In the following example, after calculations, the primary partition pruning result is p0, and the sub-partition pruning result is sp0, so the physical partition to access is p0sp0.
Notice
In this example, the physical partition identifier to access is p0sp0, which is not the name of the sub-partition. For template-based sub-partitioned tables, the naming convention for sub-partitions is ($part_name)s($subpart_name), such as p0ssp0.
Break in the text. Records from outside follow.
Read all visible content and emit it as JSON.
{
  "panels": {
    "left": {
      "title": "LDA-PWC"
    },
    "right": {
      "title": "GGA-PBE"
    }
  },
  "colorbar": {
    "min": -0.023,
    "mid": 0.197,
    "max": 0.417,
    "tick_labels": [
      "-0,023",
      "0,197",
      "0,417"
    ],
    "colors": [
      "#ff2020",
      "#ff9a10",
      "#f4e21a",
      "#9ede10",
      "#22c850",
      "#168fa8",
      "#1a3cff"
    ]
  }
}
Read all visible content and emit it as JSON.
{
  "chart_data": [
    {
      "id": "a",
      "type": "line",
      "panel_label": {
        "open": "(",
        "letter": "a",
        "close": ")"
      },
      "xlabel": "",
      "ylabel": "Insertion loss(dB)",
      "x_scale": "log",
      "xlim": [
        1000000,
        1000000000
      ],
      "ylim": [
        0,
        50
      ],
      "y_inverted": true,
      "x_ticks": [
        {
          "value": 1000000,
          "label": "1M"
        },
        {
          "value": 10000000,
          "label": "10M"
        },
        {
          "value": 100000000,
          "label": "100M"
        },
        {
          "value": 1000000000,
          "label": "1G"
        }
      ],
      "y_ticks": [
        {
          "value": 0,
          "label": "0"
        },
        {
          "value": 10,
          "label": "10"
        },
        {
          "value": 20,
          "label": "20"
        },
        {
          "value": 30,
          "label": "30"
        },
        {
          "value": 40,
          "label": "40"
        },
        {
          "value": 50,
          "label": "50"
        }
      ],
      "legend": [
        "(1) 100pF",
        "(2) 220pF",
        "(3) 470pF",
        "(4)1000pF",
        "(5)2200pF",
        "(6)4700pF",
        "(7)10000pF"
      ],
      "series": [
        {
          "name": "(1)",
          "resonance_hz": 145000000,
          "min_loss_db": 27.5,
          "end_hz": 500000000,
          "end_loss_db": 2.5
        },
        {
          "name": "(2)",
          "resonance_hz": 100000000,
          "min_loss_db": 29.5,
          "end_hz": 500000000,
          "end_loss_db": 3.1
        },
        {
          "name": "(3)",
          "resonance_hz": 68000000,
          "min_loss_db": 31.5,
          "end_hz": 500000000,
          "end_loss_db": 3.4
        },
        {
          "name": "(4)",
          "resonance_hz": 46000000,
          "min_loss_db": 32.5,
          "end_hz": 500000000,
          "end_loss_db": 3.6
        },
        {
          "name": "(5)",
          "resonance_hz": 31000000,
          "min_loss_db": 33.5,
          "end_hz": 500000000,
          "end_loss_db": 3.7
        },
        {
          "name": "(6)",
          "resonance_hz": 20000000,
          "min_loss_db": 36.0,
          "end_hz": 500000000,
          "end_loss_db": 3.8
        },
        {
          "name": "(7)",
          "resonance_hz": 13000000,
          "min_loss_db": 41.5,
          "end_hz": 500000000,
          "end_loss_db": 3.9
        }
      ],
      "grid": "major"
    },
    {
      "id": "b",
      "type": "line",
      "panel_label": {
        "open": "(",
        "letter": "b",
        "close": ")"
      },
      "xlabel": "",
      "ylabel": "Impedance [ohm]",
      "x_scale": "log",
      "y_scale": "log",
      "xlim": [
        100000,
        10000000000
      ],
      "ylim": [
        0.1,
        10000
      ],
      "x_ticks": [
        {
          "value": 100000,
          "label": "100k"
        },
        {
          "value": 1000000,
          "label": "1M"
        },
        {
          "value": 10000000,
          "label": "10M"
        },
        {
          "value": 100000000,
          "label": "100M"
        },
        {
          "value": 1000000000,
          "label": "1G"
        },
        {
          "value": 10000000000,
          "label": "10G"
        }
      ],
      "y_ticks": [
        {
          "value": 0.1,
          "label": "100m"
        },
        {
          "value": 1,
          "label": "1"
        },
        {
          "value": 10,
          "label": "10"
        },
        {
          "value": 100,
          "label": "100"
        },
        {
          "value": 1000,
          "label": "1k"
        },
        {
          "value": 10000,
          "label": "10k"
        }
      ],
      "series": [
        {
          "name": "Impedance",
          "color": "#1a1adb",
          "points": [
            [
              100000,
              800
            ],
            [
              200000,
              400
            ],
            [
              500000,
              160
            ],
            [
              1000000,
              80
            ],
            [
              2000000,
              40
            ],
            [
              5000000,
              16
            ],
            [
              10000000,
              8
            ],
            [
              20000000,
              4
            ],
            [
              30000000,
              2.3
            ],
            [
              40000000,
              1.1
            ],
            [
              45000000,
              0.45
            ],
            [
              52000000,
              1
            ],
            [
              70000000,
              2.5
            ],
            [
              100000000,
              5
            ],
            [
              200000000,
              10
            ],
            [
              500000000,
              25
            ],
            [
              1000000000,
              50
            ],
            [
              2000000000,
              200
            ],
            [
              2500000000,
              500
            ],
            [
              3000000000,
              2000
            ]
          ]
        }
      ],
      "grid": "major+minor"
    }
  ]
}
obclient> CREATE TABLE tbl2_rr(col1 INT,col2 INT)
PARTITION BY RANGE(col1)
SUBPARTITION BY RANGE(col2)
SUBPARTITION TEMPLATE
(SUBPARTITION sp0 VALUES LESS THAN(1000),
SUBPARTITION sp1 VALUES LESS THAN(2000)
)
(PARTITION p0 VALUES LESS THAN(100),
PARTITION p1 VALUES LESS THAN(200)
) ;
Query OK, 0 rows affected
obclient> EXPLAIN SELECT * FROM tbl2_rr
WHERE (col1 = 1 or col1 = 2) and (col2 > 101 and col2 < 150) \G
*************************** 1. row ***************************
Query Plan: ======================================
|ID|OPERATOR |NAME |EST. ROWS|COST|
--------------------------------------
|0 |TABLE SCAN|TBL2_RR|99 |53 |
======================================
Outputs & filters:
-------------------------------------
0 - output([TBL2_RR.COL1], [TBL2_RR.COL2]), filter(nil),
access([TBL2_RR.COL1], [TBL2_RR.COL2]), partitions(p0sp0)
1 row in set
In some scenarios, partition pruning may result in a slight amplification, but the optimizer ensures that the pruning result is a superset of the data to be accessed, without any data loss.